El problema es que este imperio está herido, pues en él se enfrentan dos fuerzas. No se trata de la izquierda contra la derecha, sino del oscurantismo en contra de los gobiernos demócratas. Y digo oscurantismo porque representa lo más negativo de ese país. Por ejemplo, dos de los candidatos republicanos que buscan ser los elegidos para la próxima contienda electoral tienen planteamientos que en cualquier sociedad moderna se podrían calificar de atroces, como el caso del gobernador de Texas, quien se enorgullece de que su estado es el que ha ejecutado más penas de muerte,  y la senadora Bachman, ambos firmes defensores del creacionismo, es decir, enemigos furibundos de la teoría evolucionista de Darwin, por lo que se niegan a que en pleno siglo XXI se enseñe en las escuelas de ese país.

En el plano económico, sus propuestas llevarían a un mayor conflicto social del que estamos viendo, porque la solución para resolver los problemas actuales, al igual que para la señora Merkel en Alemania y el señor Sarkozy en Francia, consiste en una menor intervención del Estado, la reducción de los programas de bienestar y apoyo a los más necesitados y bajar las tasas de impuestos a los ricos. En una palabra, eliminar el Estado benefactor, dejando todo a las fuerzas del mercado, donde, según su teoría, los empresarios crearán los empleos suficientes y generarán la riqueza necesaria para beneficio de todos.

Varios gobiernos, incluso de los llamados socialdemócratas, están creyendo en esa falacia y comprando la teoría de la sacrosanta austeridad como el gran remedio a la salida a la crisis, cuando se ha demostrado plenamente que dicha austeridad, lo único que genera es mayor número de pobres y menor número de ricos, eso sí, con mayor riqueza.

Sorprendentemente destacados y muy ricos empresarios franceses, más sensibles que su gobierno ante el peligro en que se encuentran, propusieron que se les aumentaran temporalmente los impuestos. La propuesta ha sido aceptada por el señor Sarkozy, con un incremento ridículo.

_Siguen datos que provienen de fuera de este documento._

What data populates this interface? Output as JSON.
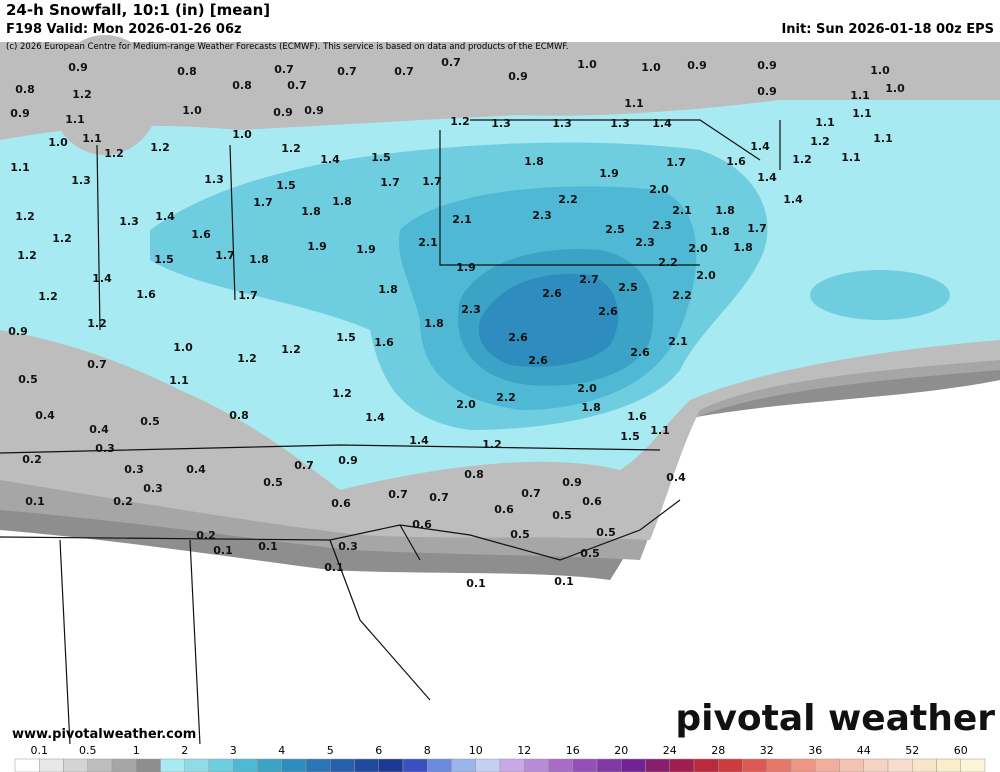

Por eso también resulta increíble la propuesta que ha hecho el Presidente del gobierno español, de modificar la Constitución de ese país y someterse a los dictados del mercado mediante la incorporación de un artículo en el cual se renuncie a la política fiscal y se fije una tasa máxima de déficit presupuestal. Es una renuncia al ejercicio soberano que tiene cualquier Estado para fijar su política económica.

Filósofos, economistas y científicos advierten todos los días sobre la espiral que se está gestando con brotes de descontento creciendo en muchos países, y, al paso que vamos, es seguro que estos movimientos se generalicen sin que haya fuerza pública que logre detener el grito de millones de personas demandando que el bienestar sea para todos de una forma más igualitaria. Es decir, construir una política económica contracíclica.

Esperemos que no sea tarde para que la realidad venza a esta ideología tan negativa que hoy gobierna gran parte del mundo, con los resultados que lamentablemente estamos observando.